De vuelta en París tras una incursión de cinco días en Delft (Holanda) y alrededores para ver a los amigos. Ya sabéis, borracherías, mala alimentación y poco sueño. Después de esta segunda visita sigue siendo un país que no me convence. Todo plano, mucho viento y agua por todas partes y... ¿a quién se le ocurre montarse un país por debajo del nivel del mar? Por si fuera poco, tienen la mayor estatura media del mundo, con lo que, a pesar de no ser un enano, iba por allí con la sensación de ser un hobbit. Hasta los abuelos me miraban por encima del hombro.
Como recuerdo me llevo, en la memoria, el inodoro de diseño más raro que he visto en mi vida. De entrada, es tan alto que cuando uno se sienta apenas llega con los pies al suelo; las mujeres quedarán con las piernas colgando. Sin embargo, lo más curioso es que el agua (el charquito) está en un agujerillo delante, mientras los dos tercios traseros, o sea, sobre donde uno aposenta su ídem, es decir, donde se deposita la carga, están ocupados por una plataforma ¡cóncava! a medio palmo del nivel de la taza. La única razón que se me ocurre es que así se evitan incómodas salpicaduras. El problema, claro, es que cuando te levantas te encuentras allí con todo el pastel incómodamente cerca. Y que de alguna manera hay que desalojarlo hasta el pozo. ¿Confiamos en que el problema esté resuelto por el ingeniero responsable y tiramos de la cadena?
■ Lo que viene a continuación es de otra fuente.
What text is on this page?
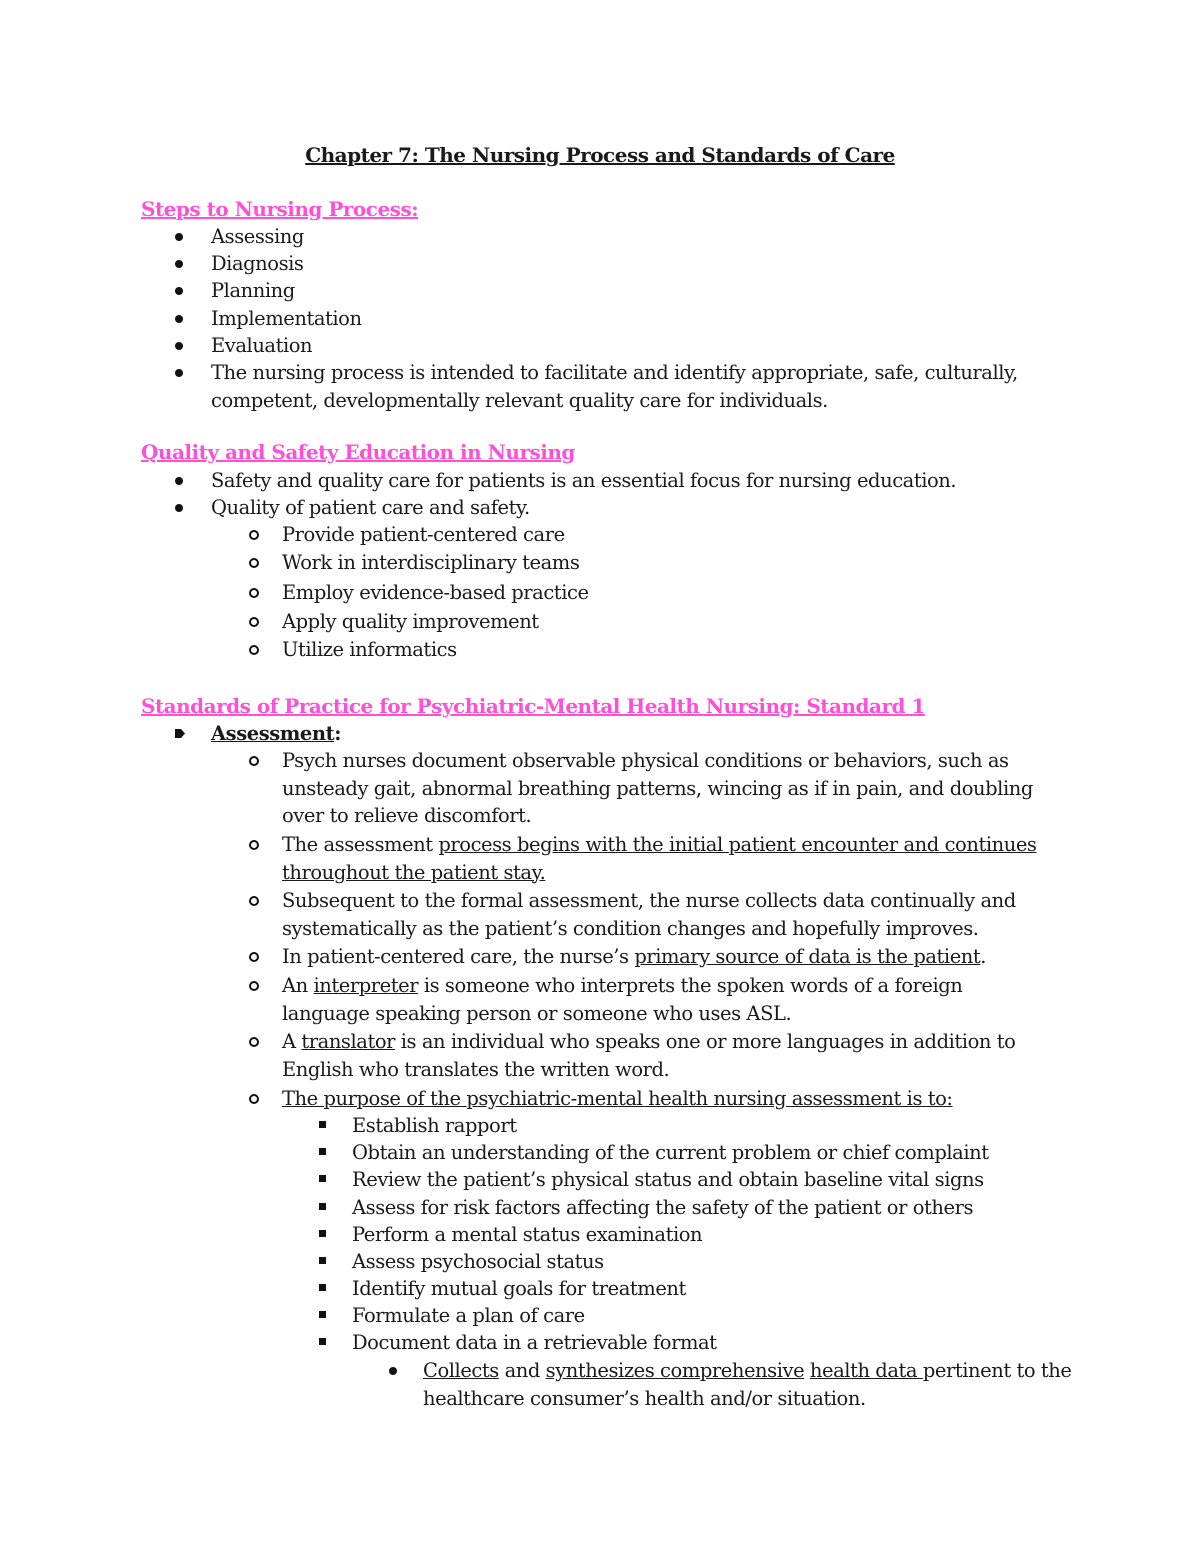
Chapter 7: The Nursing Process and Standards of Care
Steps to Nursing Process:
Assessing
Diagnosis
Planning
Implementation
Evaluation
The nursing process is intended to facilitate and identify appropriate, safe, culturally, competent, developmentally relevant quality care for individuals.
Quality and Safety Education in Nursing
Safety and quality care for patients is an essential focus for nursing education.
Quality of patient care and safety.
Provide patient-centered care
Work in interdisciplinary teams
Employ evidence-based practice
Apply quality improvement
Utilize informatics
Standards of Practice for Psychiatric-Mental Health Nursing: Standard 1
Assessment:
Psych nurses document observable physical conditions or behaviors, such as unsteady gait, abnormal breathing patterns, wincing as if in pain, and doubling over to relieve discomfort.
The assessment process begins with the initial patient encounter and continues throughout the patient stay.
Subsequent to the formal assessment, the nurse collects data continually and systematically as the patient’s condition changes and hopefully improves.
In patient-centered care, the nurse’s primary source of data is the patient.
An interpreter is someone who interprets the spoken words of a foreign language speaking person or someone who uses ASL.
A translator is an individual who speaks one or more languages in addition to English who translates the written word.
The purpose of the psychiatric-mental health nursing assessment is to:
Establish rapport
Obtain an understanding of the current problem or chief complaint
Review the patient’s physical status and obtain baseline vital signs
Assess for risk factors affecting the safety of the patient or others
Perform a mental status examination
Assess psychosocial status
Identify mutual goals for treatment
Formulate a plan of care
Document data in a retrievable format
Collects and synthesizes comprehensive health data pertinent to the healthcare consumer’s health and/or situation.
Vemos cómo un potente chorro sale de la parte trasera, lo que podría empujar el asunto hasta el abismo... pero, al mismo tiempo, un chorro de idéntica potencia sale también desde la parte delantera, creando donde se encuentran, es decir, sobre la concavidad, o sea, donde hemos descomido (¿!), un remolino que únicamente consigue poner a rotar la masa. Poco a poco la fuerza trasera va ganando y el tema va avanzando hasta el borde del precipicio. Momento en que el agua deja de manar, quedando sólo en juego la inercia, la gravedad y el rozamiento. O sea, que lo más probable es que la mayor parte vuelva a la posición original. Es decir, que cuanto menor sea la consistencia del mojón (¡también! *), mayor porción del regalo conservamos. Esto es, que al final hace falta un empujoncito manual. Una delicia.
Muestra de que ya me estoy haciendo viejo: no me he molestado en traerme maría, pero sí he vuelto con un recuerdo más tangible: un cargamento de lembas que sería la envidia de Frodo.
Ahora puedo afrontar el Mordor de los exámenes con el corazón más alegre.
*Estos académicos, de otra cosa no, pero de escatología saben un rato.